Connect. As we’ve seen, we’re created as relational creatures, and we function well only when we feel safe and valued in stable relationships. Without these connections, we’re left with an array of coping strategies to please people to win their approval, strive to prove we’re valuable, dominate others so they can’t hurt us or hide physically or emotionally so no one can get too close. But with powerfully affirming human connections, we feel free to explore and take risks without the fear of ridicule.

Inspire. In this stage, we’re invited to reframe our stories, from anxious to confident, from desperate to calm and reasoned and from fearful to bold. We’re more understanding and patient with those who struggle with life’s heartaches because we realize all of us are simply doing the best we can in light of the circumstances of our pasts. But in a relationship of security, safety, encouragement and unconditional regard, we’re inspired to reach for new goals.

Build. As we’re inspired to take new risks, we learn from our failures as well as our successes (and if we’re secure enough, we learn more from our failures than our successes). In this stage we develop latent skills and acquire new ones, we gain wisdom in how to maximize our strengths and our goals become clarified as we grow more confident.

In this stage, we also develop our soft skills, the ability to relate to others in productive ways. Hard skills can be taught in a classroom and fine-tuned in experience, but soft skills are honed in the give and take of relating to people in various situations. Hard skills often open doors of opportunity, but soft skills enable us to be excellent team members and team leaders . . . and get promoted.

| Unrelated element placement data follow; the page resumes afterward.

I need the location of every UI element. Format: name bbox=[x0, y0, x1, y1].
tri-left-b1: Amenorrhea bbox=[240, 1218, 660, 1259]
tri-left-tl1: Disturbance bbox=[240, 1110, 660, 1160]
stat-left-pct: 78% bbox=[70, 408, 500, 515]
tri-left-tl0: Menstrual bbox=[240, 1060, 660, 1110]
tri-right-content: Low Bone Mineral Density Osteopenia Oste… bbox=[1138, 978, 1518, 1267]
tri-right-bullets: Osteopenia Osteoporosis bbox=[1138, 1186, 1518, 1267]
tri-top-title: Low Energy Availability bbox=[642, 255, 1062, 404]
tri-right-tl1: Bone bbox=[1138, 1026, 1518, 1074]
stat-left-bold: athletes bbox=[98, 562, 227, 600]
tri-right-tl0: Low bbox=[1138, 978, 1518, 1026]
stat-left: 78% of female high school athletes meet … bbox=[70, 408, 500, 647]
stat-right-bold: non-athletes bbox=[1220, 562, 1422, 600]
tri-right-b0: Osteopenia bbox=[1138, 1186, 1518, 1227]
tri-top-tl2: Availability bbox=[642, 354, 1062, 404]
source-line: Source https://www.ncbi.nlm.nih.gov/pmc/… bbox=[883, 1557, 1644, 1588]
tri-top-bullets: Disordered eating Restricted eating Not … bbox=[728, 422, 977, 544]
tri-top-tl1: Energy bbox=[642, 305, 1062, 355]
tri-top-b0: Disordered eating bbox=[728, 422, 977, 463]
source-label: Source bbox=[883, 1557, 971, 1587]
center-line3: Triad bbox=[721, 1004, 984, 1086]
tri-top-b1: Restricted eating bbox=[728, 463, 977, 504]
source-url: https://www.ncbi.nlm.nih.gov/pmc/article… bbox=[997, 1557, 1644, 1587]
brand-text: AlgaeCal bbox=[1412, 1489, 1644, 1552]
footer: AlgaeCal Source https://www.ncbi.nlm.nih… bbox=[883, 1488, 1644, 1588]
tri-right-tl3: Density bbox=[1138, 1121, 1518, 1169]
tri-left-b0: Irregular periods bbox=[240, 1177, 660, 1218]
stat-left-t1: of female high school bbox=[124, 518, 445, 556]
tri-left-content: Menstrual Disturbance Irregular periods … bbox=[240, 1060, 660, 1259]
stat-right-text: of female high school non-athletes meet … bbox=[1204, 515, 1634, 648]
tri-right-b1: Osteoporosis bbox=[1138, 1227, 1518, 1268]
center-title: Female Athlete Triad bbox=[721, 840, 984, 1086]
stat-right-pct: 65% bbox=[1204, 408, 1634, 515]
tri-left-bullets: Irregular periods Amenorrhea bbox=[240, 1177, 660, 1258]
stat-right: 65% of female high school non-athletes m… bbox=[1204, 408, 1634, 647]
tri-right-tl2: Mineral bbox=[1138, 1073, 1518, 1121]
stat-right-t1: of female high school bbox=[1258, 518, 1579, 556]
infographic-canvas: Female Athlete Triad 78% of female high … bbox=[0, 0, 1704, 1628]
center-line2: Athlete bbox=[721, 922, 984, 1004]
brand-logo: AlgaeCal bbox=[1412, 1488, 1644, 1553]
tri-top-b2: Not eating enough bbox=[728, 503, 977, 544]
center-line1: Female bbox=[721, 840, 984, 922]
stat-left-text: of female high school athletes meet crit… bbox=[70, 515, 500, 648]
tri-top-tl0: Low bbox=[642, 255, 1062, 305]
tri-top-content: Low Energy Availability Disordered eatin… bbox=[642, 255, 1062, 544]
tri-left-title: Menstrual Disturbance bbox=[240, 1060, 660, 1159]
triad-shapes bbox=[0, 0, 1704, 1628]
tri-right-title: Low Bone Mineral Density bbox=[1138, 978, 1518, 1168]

Empower. The goal of those of us who are parents, teachers, executives, coaches and team leaders isn’t to use people to fulfill our aims but to empower them to be all they can be, which always produces wins for everyone. People in this stage are autonomous learners, continually stretching and growing, and enjoying a network of creative partners.

This is the pathway to a flourishing life, but before we explore these phases, we’ll take a longer look at the importance of changing our mindsets—the way we see ourselves, others, challenges and opportunities.